Sunday 10 Mar, BVI day 6, Anegada: Scooter tour around Anegada.
Alarm early so we can be at the scooter store as it opens at 9:30am. We can only rent till 5pm so want to make the most of the hours. Over breakfast we discuss what a great nights sleep it was in our new anchorage. And we debate what day of the week it is. We really have no idea! IPhone tells us it’s Sunday. Oooh, half way through the weekend and we didn’t even know it 🙂 Yes, that’s how relaxed we can get.

Ashore by 9:30 we first take time to abuse a local WiFi to check the weather before we leave Cloudy Bay alone for the day. All good. The usual 16-17knots all day. After yesterday’s trouble anchoring, plus being so shallow, Glen is a bit twitchy about leaving Cloudy on anchor here.

By 10am we are on the scooter having been told to stick to the hard top roads only. Yeah, right :). We first head east towards The Settlement, where most of the island’s 350 inhabitants live. On the way we stop at a raised platform as an observation deck over Flamingo Pond – a big marshy lake in the middle of the west half of Anegada. There, on the platform is one of those telescopes that you don’t normally touch because the lens is so scratched or you have to put money in. But not this one. It seems to be new and when we glance through it, it is already lined up directly on a huge flock of beautiful pink flamingos, all standing there on one leg. Without the telescope they just look like a thin pink line on the horizon. Wow, we will have to get the drone here to take a closer look … without disturbing them of course. We read that the original pink birds were hunted by the locals, to total extinction by 1960. Then some very nice do-gooders reintroduced 20 pairs from Bermuda in 1990. Since then the flock has grown to hundreds.

Through The Settlement we see the opposite end of environmental friendliness. Each ramshackle house has huge amounts of rubbish and wrecked cars. Sad to compare but we can’t help thinking that most of the Caribbean households and surrounding land looks very much like you expect to see in gypsy villages in Europe. Zero notion of the environment or tidiness. Not all dwellings, but certainly the majority. That said, the Dutch run islands were pristinely clean, proving that with the right leadership the people will clean up their act.

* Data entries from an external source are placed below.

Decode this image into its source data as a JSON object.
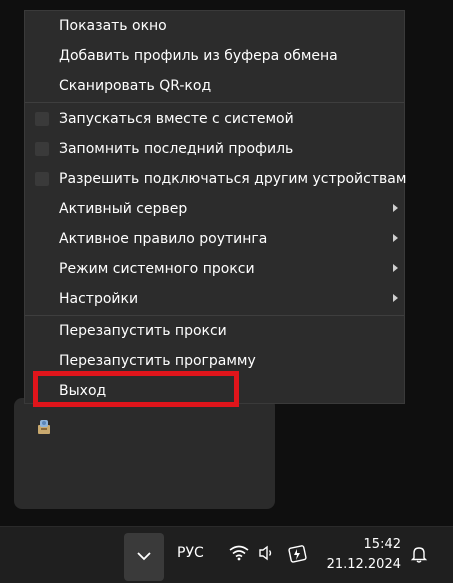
{
  "menu": {
    "items": [
      {
        "label": "Показать окно"
      },
      {
        "label": "Добавить профиль из буфера обмена"
      },
      {
        "label": "Сканировать QR-код"
      },
      {
        "label": "Запускаться вместе с системой"
      },
      {
        "label": "Запомнить последний профиль"
      },
      {
        "label": "Разрешить подключаться другим устройствам"
      },
      {
        "label": "Активный сервер"
      },
      {
        "label": "Активное правило роутинга"
      },
      {
        "label": "Режим системного прокси"
      },
      {
        "label": "Настройки"
      },
      {
        "label": "Перезапустить прокси"
      },
      {
        "label": "Перезапустить программу"
      },
      {
        "label": "Выход"
      }
    ]
  },
  "annotation": {
    "color": "#e0151b"
  },
  "taskbar": {
    "language": "РУС",
    "time": "15:42",
    "date": "21.12.2024"
  }
}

OK, enough of black-marking this beautiful island. To the north east of The Settlement we arrive to Loblolly Bay and the small restaurant Flash of Beauty. Here, and all along this north coast, there is an outlying reef with the Atlantic roaring deep blue beyond; then turquoise inner water up to the white-white sand beach; backed by sand dunes with lots of small tracks here and there, allowing you beach access every few hundred meters along the shoreline. The scene is picture perfect paradise island colours: blue sky, deep blue ocean, white breakers over the reef, turquoise water in front of you, white sand and bright greenery in the dunes. Just stunningly contrasting colours. And virtually no one around. Breath taking.

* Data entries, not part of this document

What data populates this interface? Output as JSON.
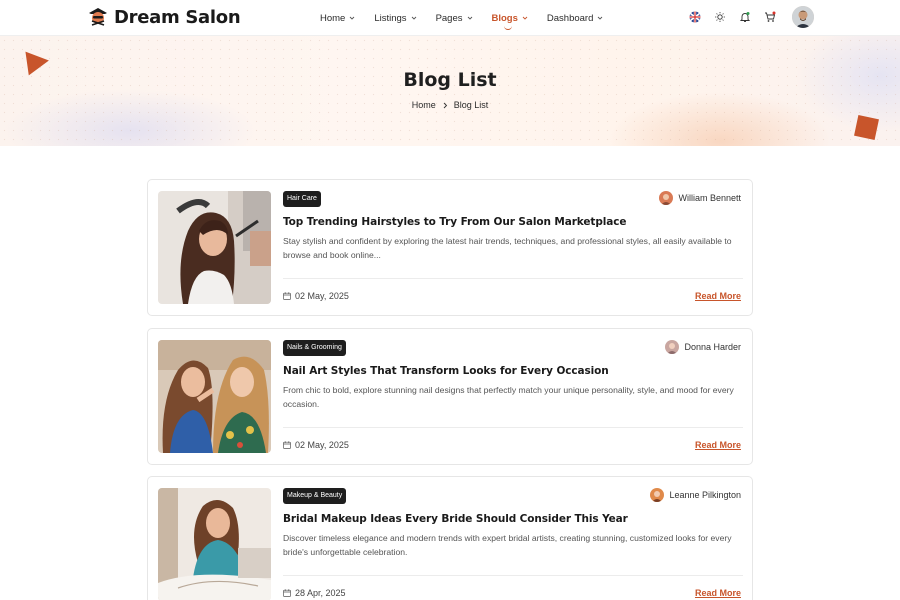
{
  "header": {
    "logo_text": "Dream Salon",
    "nav": [
      {
        "label": "Home",
        "active": false
      },
      {
        "label": "Listings",
        "active": false
      },
      {
        "label": "Pages",
        "active": false
      },
      {
        "label": "Blogs",
        "active": true
      },
      {
        "label": "Dashboard",
        "active": false
      }
    ],
    "icons": [
      "flag-uk-icon",
      "sun-icon",
      "bell-icon",
      "cart-icon"
    ],
    "accent_color": "#c8552b"
  },
  "banner": {
    "title": "Blog List",
    "breadcrumb": {
      "home": "Home",
      "current": "Blog List"
    }
  },
  "posts": [
    {
      "category": "Hair Care",
      "author": "William Bennett",
      "title": "Top Trending Hairstyles to Try From Our Salon Marketplace",
      "description": "Stay stylish and confident by exploring the latest hair trends, techniques, and professional styles, all easily available to browse and book online...",
      "date": "02 May, 2025",
      "read_more": "Read More"
    },
    {
      "category": "Nails & Grooming",
      "author": "Donna Harder",
      "title": "Nail Art Styles That Transform Looks for Every Occasion",
      "description": "From chic to bold, explore stunning nail designs that perfectly match your unique personality, style, and mood for every occasion.",
      "date": "02 May, 2025",
      "read_more": "Read More"
    },
    {
      "category": "Makeup & Beauty",
      "author": "Leanne Pilkington",
      "title": "Bridal Makeup Ideas Every Bride Should Consider This Year",
      "description": "Discover timeless elegance and modern trends with expert bridal artists, creating stunning, customized looks for every bride's unforgettable celebration.",
      "date": "28 Apr, 2025",
      "read_more": "Read More"
    }
  ]
}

Next beach bar west is Big Bamboo, on Loblolly Bay. This beach bar is extremely clean, well looked after and all painted bright colours. We take the usual photos on the beach then we retire into 2 hammock seats under shady trees with a couple of cold drinks. After being on the scooter in the heat of midday it’s wonderfully cool in the shade and the seats are so comfy we could almost take a nap.

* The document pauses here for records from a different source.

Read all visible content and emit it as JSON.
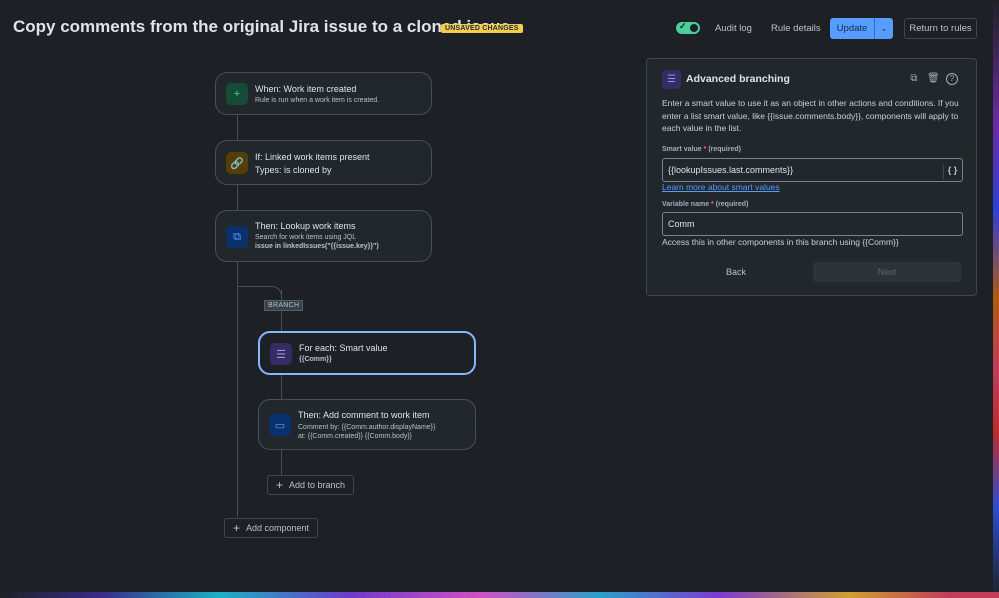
{
  "header": {
    "title": "Copy comments from the original Jira issue to a cloned issue",
    "badge": "UNSAVED CHANGES",
    "toggle_check": "✓",
    "audit_log": "Audit log",
    "rule_details": "Rule details",
    "update": "Update",
    "update_caret": "⌄",
    "return": "Return to rules"
  },
  "flow": {
    "trigger": {
      "title": "When: Work item created",
      "sub": "Rule is run when a work item is created.",
      "icon": "+"
    },
    "condition": {
      "title": "If: Linked work items present",
      "sub": "Types: is cloned by",
      "icon": "🔗"
    },
    "lookup": {
      "title": "Then: Lookup work items",
      "sub1": "Search for work items using JQL",
      "sub2": "issue in linkedIssues(\"{{issue.key}}\")",
      "icon": "⧉"
    },
    "branch_tag": "BRANCH",
    "for_each": {
      "title": "For each: Smart value",
      "sub": "{{Comm}}",
      "icon": "☰"
    },
    "add_comment": {
      "title": "Then: Add comment to work item",
      "sub1": "Comment by: {{Comm.author.displayName}}",
      "sub2": "at: {{Comm.created}} {{Comm.body}}",
      "icon": "▭"
    },
    "add_to_branch": "Add to branch",
    "add_component": "Add component",
    "plus": "+"
  },
  "panel": {
    "title": "Advanced branching",
    "icon": "☰",
    "tools": {
      "duplicate": "⧉",
      "delete": "🗑",
      "help": "?"
    },
    "description": "Enter a smart value to use it as an object in other actions and conditions. If you enter a list smart value, like {{issue.comments.body}}, components will apply to each value in the list.",
    "smart_value_label": "Smart value",
    "required_star": "*",
    "required_text": "(required)",
    "smart_value": "{{lookupIssues.last.comments}}",
    "braces": "{ }",
    "learn_more": "Learn more about smart values",
    "variable_name_label": "Variable name",
    "variable_name": "Comm",
    "access_text": "Access this in other components in this branch using {{Comm}}",
    "back": "Back",
    "next": "Next"
  },
  "colors": {
    "accent": "#579dff",
    "badge": "#f5cd47",
    "toggle": "#4bce97",
    "selected_border": "#85b8ff"
  }
}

But after 45 minutes we push on. The paved road goes back to The Settlement but a dirt road, that we’ve been told not to go on, continues along the north coast heading west. That’s where we want to go, so dirt road it is. Other than some soft patches of sand and some area of corregations (just how do those form on dirt roads??) it’s pretty easy to take the scooter on. Plus we see several dirt bikes and a couple of other scooters on the same road, so we are not the only naughty ones. As for other traffic, well there simply isn’t any. Just the occasional car every now and then on the main road. This really is a peaceful island.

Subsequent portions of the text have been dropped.